Mandatory pre-submission validation checklist:
  1. Vulnerable code path is reachable from an external user / network boundary
  2. Critical input variables are fully controllable by untrusted external actors
  3. The downstream sink function enables meaningful security impact
  4. The attached PoC reproduces the flaw reliably end-to-end
  5. The defect has no matching public advisory, CVE, or tracked open issue
  6. The target component falls within the official bounty program scope

3. Primary Use Cases

  1. Bug bounty hunting on platforms including Huntr, HackerOne — Identify valid high-severity vulnerabilities eligible for monetary reward
  2. Formal security report drafting — Generate complete standardized audit artifacts with reproducible PoC and impact breakdown for bounty review teams
  3. Exploitability triage — Separate theoretical low-risk code smells from practically exploitable remote vulnerabilities to avoid wasted research effort
  4. Source code security audit — Combine static scanning and manual end-to-end path tracing to systematically map externally reachable critical flaws
  5. Pre-research scope validation — Confirm target eligibility against bounty program rules before deep dive research

4. Critical Guiding Principles

  1. Prioritize remotely reachable attack surfaces over local-only or purely theoretical risks
  2. Complete scope validation as the first step: Review program rules, SECURITY.md, and documented exclusion lists
  3. Static analysis tools are only for initial filtering; they cannot replace full manual end-to-end code path inspection
  4. Functional, minimal PoC proof is mandatory to confirm real exploitability
  5. Duplicate check before drafting reports: Confirm no matching public advisories or CVEs exist
  6. Automatically discard low-signal noise patterns: local deserialization, CLI-only eval, missing security headers, and other non-exploitable minor weaknesses

Summary

Security Bounty Hunter is a specialized hands-on skill for vulnerability research and bug bounty submission preparation within the OpenClaw tool suite.
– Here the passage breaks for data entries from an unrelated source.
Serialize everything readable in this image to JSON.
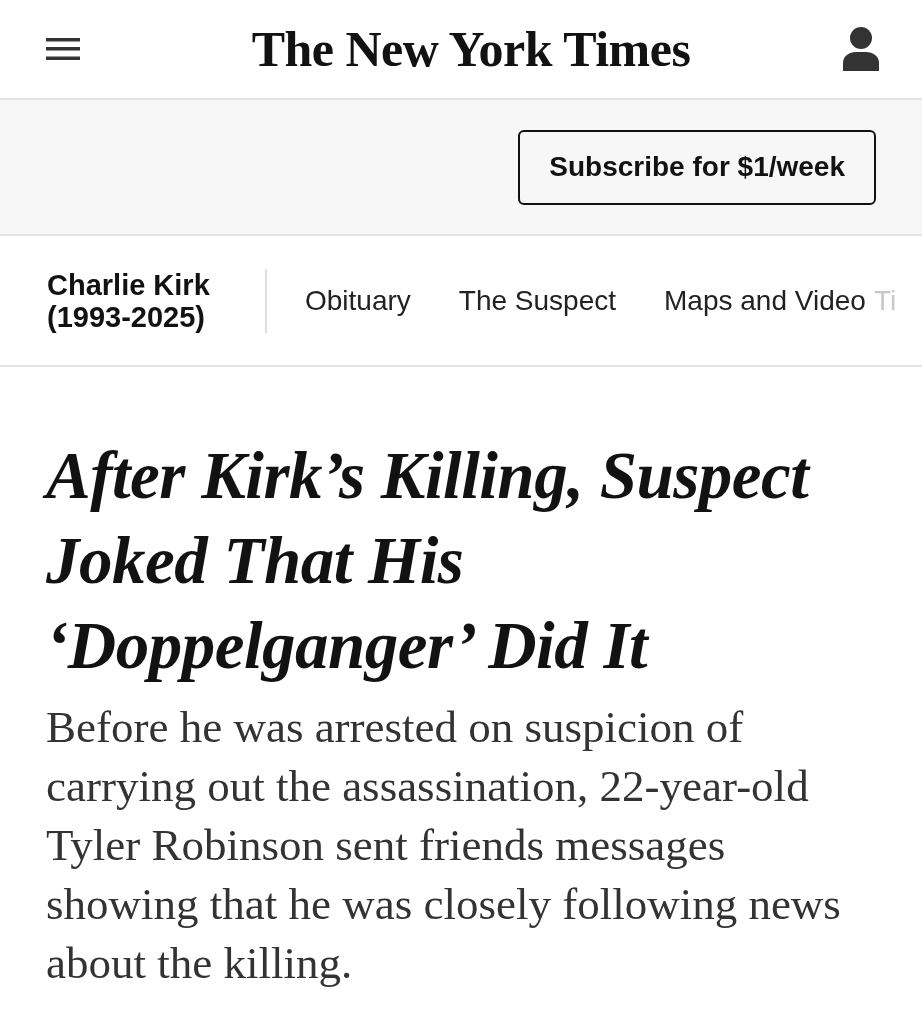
{
  "header": {
    "logo": "The New York Times"
  },
  "promo": {
    "button": "Subscribe for $1/week"
  },
  "section_nav": {
    "title": "Charlie Kirk (1993-2025)",
    "tabs": [
      {
        "label": "Obituary",
        "faded": false
      },
      {
        "label": "The Suspect",
        "faded": false
      },
      {
        "label": "Maps and Video",
        "faded": false
      },
      {
        "label": "Ti",
        "faded": true
      }
    ]
  },
  "article": {
    "headline": "After Kirk’s Killing, Suspect Joked That His ‘Doppelganger’ Did It",
    "summary": "Before he was arrested on suspicion of carrying out the assassination, 22-year-old Tyler Robinson sent friends messages showing that he was closely following news about the killing."
  }
}
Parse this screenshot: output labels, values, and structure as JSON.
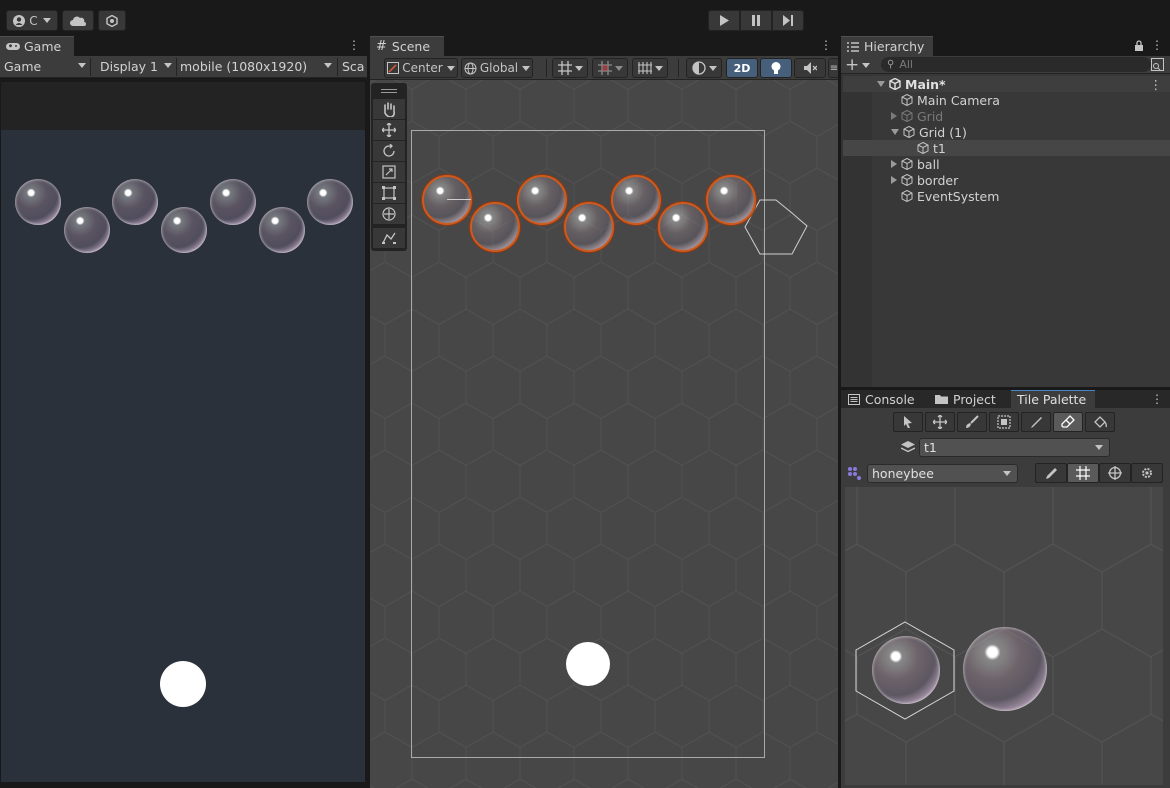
{
  "toolbar": {
    "account_label": "C",
    "icons": [
      "account-icon",
      "cloud-icon",
      "services-icon",
      "play-icon",
      "pause-icon",
      "step-icon"
    ]
  },
  "game_panel": {
    "tab_label": "Game",
    "mode_label": "Game",
    "display_label": "Display 1",
    "resolution_label": "mobile (1080x1920)",
    "scale_label": "Sca"
  },
  "scene_panel": {
    "tab_label": "Scene",
    "pivot_label": "Center",
    "space_label": "Global",
    "mode_2d_label": "2D"
  },
  "hierarchy_panel": {
    "tab_label": "Hierarchy",
    "search_placeholder": "All",
    "scene_name": "Main*",
    "items": [
      {
        "label": "Main Camera"
      },
      {
        "label": "Grid"
      },
      {
        "label": "Grid (1)"
      },
      {
        "label": "t1"
      },
      {
        "label": "ball"
      },
      {
        "label": "border"
      },
      {
        "label": "EventSystem"
      }
    ]
  },
  "bottom_panel": {
    "tabs": [
      {
        "label": "Console"
      },
      {
        "label": "Project"
      },
      {
        "label": "Tile Palette"
      }
    ],
    "active_tilemap": "t1",
    "palette_name": "honeybee"
  },
  "colors": {
    "editor_bg": "#191919",
    "panel_bg": "#3c3c3c",
    "scene_bg": "#474747",
    "game_bg": "#2b313b",
    "selection_orange": "#d05a1e",
    "active_blue": "#46607c"
  }
}
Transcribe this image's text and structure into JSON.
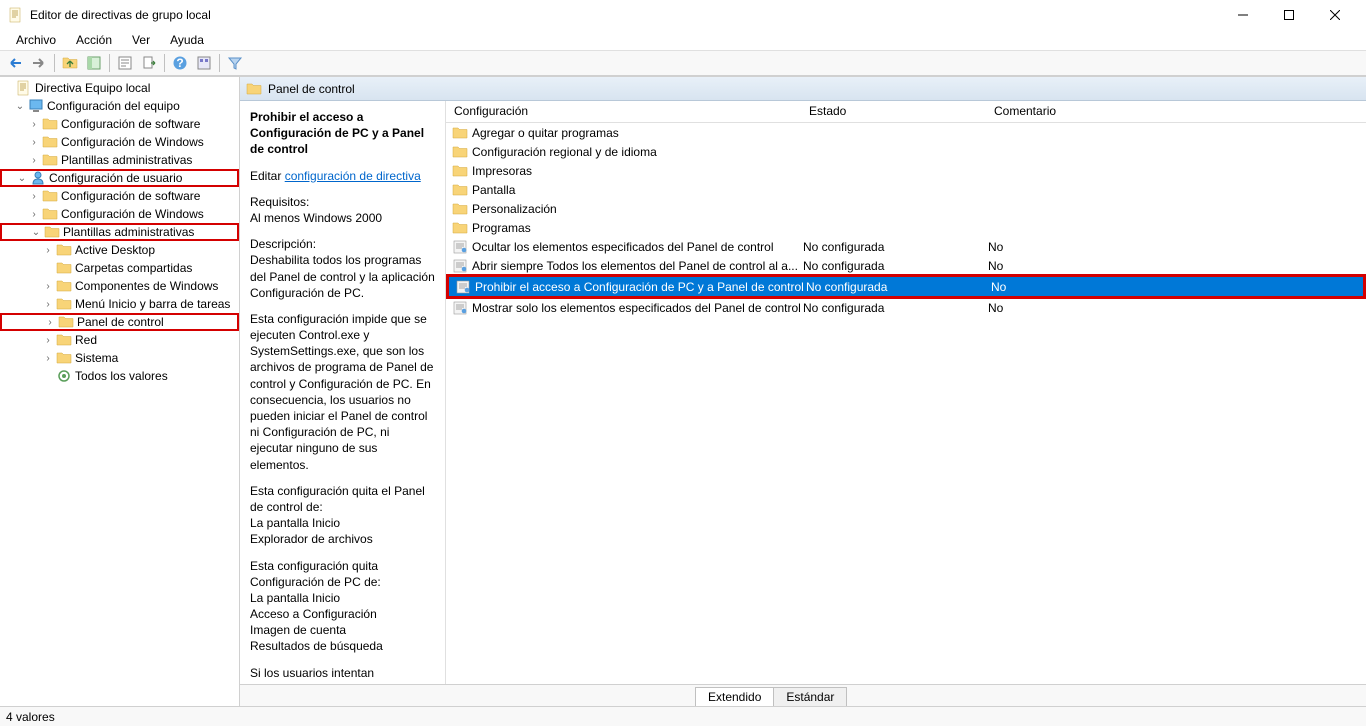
{
  "window": {
    "title": "Editor de directivas de grupo local"
  },
  "menu": {
    "items": [
      "Archivo",
      "Acción",
      "Ver",
      "Ayuda"
    ]
  },
  "tree": [
    {
      "indent": 0,
      "exp": "",
      "icon": "doc",
      "label": "Directiva Equipo local"
    },
    {
      "indent": 1,
      "exp": "v",
      "icon": "comp",
      "label": "Configuración del equipo"
    },
    {
      "indent": 2,
      "exp": ">",
      "icon": "folder",
      "label": "Configuración de software"
    },
    {
      "indent": 2,
      "exp": ">",
      "icon": "folder",
      "label": "Configuración de Windows"
    },
    {
      "indent": 2,
      "exp": ">",
      "icon": "folder",
      "label": "Plantillas administrativas"
    },
    {
      "indent": 1,
      "exp": "v",
      "icon": "user",
      "label": "Configuración de usuario",
      "box": true
    },
    {
      "indent": 2,
      "exp": ">",
      "icon": "folder",
      "label": "Configuración de software"
    },
    {
      "indent": 2,
      "exp": ">",
      "icon": "folder",
      "label": "Configuración de Windows"
    },
    {
      "indent": 2,
      "exp": "v",
      "icon": "folder",
      "label": "Plantillas administrativas",
      "box": true
    },
    {
      "indent": 3,
      "exp": ">",
      "icon": "folder",
      "label": "Active Desktop"
    },
    {
      "indent": 3,
      "exp": "",
      "icon": "folder",
      "label": "Carpetas compartidas"
    },
    {
      "indent": 3,
      "exp": ">",
      "icon": "folder",
      "label": "Componentes de Windows"
    },
    {
      "indent": 3,
      "exp": ">",
      "icon": "folder",
      "label": "Menú Inicio y barra de tareas"
    },
    {
      "indent": 3,
      "exp": ">",
      "icon": "folder",
      "label": "Panel de control",
      "box": true
    },
    {
      "indent": 3,
      "exp": ">",
      "icon": "folder",
      "label": "Red"
    },
    {
      "indent": 3,
      "exp": ">",
      "icon": "folder",
      "label": "Sistema"
    },
    {
      "indent": 3,
      "exp": "",
      "icon": "settings",
      "label": "Todos los valores"
    }
  ],
  "path_header": "Panel de control",
  "details": {
    "title": "Prohibir el acceso a Configuración de PC y a Panel de control",
    "edit_prefix": "Editar ",
    "edit_link": "configuración de directiva",
    "req_label": "Requisitos:",
    "req_value": "Al menos Windows 2000",
    "desc_label": "Descripción:",
    "desc_p1": "Deshabilita todos los programas del Panel de control y la aplicación Configuración de PC.",
    "desc_p2": "Esta configuración impide que se ejecuten Control.exe y SystemSettings.exe, que son los archivos de programa de Panel de control y Configuración de PC. En consecuencia, los usuarios no pueden iniciar el Panel de control ni Configuración de PC, ni ejecutar ninguno de sus elementos.",
    "desc_p3": "Esta configuración quita el Panel de control de:",
    "desc_p3a": "La pantalla Inicio",
    "desc_p3b": "Explorador de archivos",
    "desc_p4": "Esta configuración quita Configuración de PC de:",
    "desc_p4a": "La pantalla Inicio",
    "desc_p4b": "Acceso a Configuración",
    "desc_p4c": "Imagen de cuenta",
    "desc_p4d": "Resultados de búsqueda",
    "desc_p5": "Si los usuarios intentan seleccionar un elemento del Panel"
  },
  "list": {
    "headers": {
      "conf": "Configuración",
      "est": "Estado",
      "com": "Comentario"
    },
    "rows": [
      {
        "icon": "folder",
        "name": "Agregar o quitar programas",
        "est": "",
        "com": ""
      },
      {
        "icon": "folder",
        "name": "Configuración regional y de idioma",
        "est": "",
        "com": ""
      },
      {
        "icon": "folder",
        "name": "Impresoras",
        "est": "",
        "com": ""
      },
      {
        "icon": "folder",
        "name": "Pantalla",
        "est": "",
        "com": ""
      },
      {
        "icon": "folder",
        "name": "Personalización",
        "est": "",
        "com": ""
      },
      {
        "icon": "folder",
        "name": "Programas",
        "est": "",
        "com": ""
      },
      {
        "icon": "policy",
        "name": "Ocultar los elementos especificados del Panel de control",
        "est": "No configurada",
        "com": "No"
      },
      {
        "icon": "policy",
        "name": "Abrir siempre Todos los elementos del Panel de control al a...",
        "est": "No configurada",
        "com": "No"
      },
      {
        "icon": "policy",
        "name": "Prohibir el acceso a Configuración de PC y a Panel de control",
        "est": "No configurada",
        "com": "No",
        "sel": true,
        "boxrow": true
      },
      {
        "icon": "policy",
        "name": "Mostrar solo los elementos especificados del Panel de control",
        "est": "No configurada",
        "com": "No"
      }
    ]
  },
  "tabs": {
    "ext": "Extendido",
    "std": "Estándar"
  },
  "status": "4 valores"
}
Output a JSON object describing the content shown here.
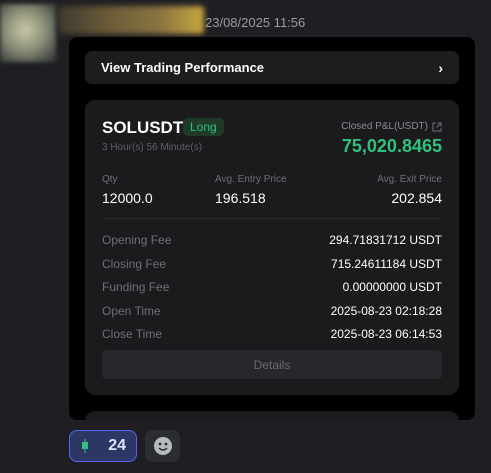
{
  "message": {
    "username": "",
    "timestamp": "23/08/2025 11:56"
  },
  "card": {
    "view_button_label": "View Trading Performance",
    "symbol": "SOLUSDT",
    "side": "Long",
    "duration": "3 Hour(s) 56 Minute(s)",
    "pnl_label": "Closed P&L(USDT)",
    "pnl_value": "75,020.8465",
    "qty_label": "Qty",
    "qty_value": "12000.0",
    "entry_label": "Avg. Entry Price",
    "entry_value": "196.518",
    "exit_label": "Avg. Exit Price",
    "exit_value": "202.854",
    "rows": [
      {
        "label": "Opening Fee",
        "value": "294.71831712 USDT"
      },
      {
        "label": "Closing Fee",
        "value": "715.24611184 USDT"
      },
      {
        "label": "Funding Fee",
        "value": "0.00000000 USDT"
      },
      {
        "label": "Open Time",
        "value": "2025-08-23 02:18:28"
      },
      {
        "label": "Close Time",
        "value": "2025-08-23 06:14:53"
      }
    ],
    "details_label": "Details"
  },
  "reactions": {
    "count": "24",
    "emoji_icon": "green-candle-icon",
    "add_icon": "smiley-face-icon"
  },
  "colors": {
    "profit": "#2ec27e",
    "reaction_accent": "#5865f2"
  }
}
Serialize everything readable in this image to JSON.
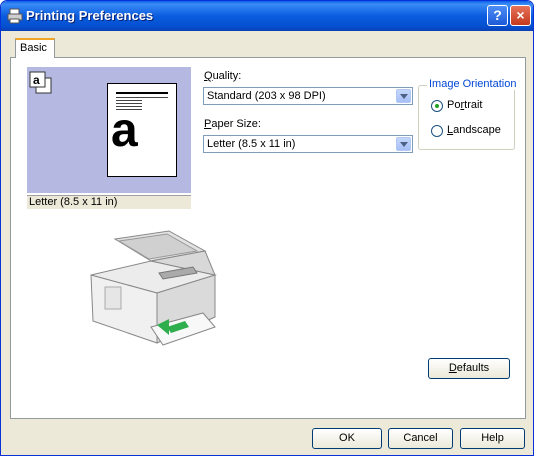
{
  "window": {
    "title": "Printing Preferences",
    "help_label": "?",
    "close_label": "×"
  },
  "tabs": [
    {
      "label": "Basic"
    }
  ],
  "preview": {
    "size_label": "Letter (8.5 x 11 in)",
    "page_letter": "a",
    "icon_letter": "a"
  },
  "quality": {
    "label_prefix": "",
    "label_underlined": "Q",
    "label_rest": "uality:",
    "value": "Standard (203 x 98 DPI)"
  },
  "paper_size": {
    "label_underlined": "P",
    "label_rest": "aper Size:",
    "value": "Letter (8.5 x 11 in)"
  },
  "orientation": {
    "title": "Image Orientation",
    "portrait": {
      "pre": "Po",
      "underlined": "r",
      "post": "trait",
      "selected": true
    },
    "landscape": {
      "pre": "",
      "underlined": "L",
      "post": "andscape",
      "selected": false
    }
  },
  "buttons": {
    "defaults": {
      "underlined": "D",
      "rest": "efaults"
    },
    "ok": "OK",
    "cancel": "Cancel",
    "help": "Help"
  }
}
It focuses exclusively on high-severity, remotely exploitable flaws with user-controllable attack surfaces including SSRF, auth bypass, RCE, SQL injection, command injection, path traversal, and auto-triggered XSS. The workflow combines static analysis triage and full manual code path auditing to filter out low-signal out-of-scope patterns, delivers a standardized bounty report template, and enforces a pre-submission validation checklist to produce high-quality, payout-eligible vulnerability submissions. It is built for security researchers conducting bug bounty hunting, writing formal exploit reports, and performing targeted source code audits to identify real-world exploitable security defects.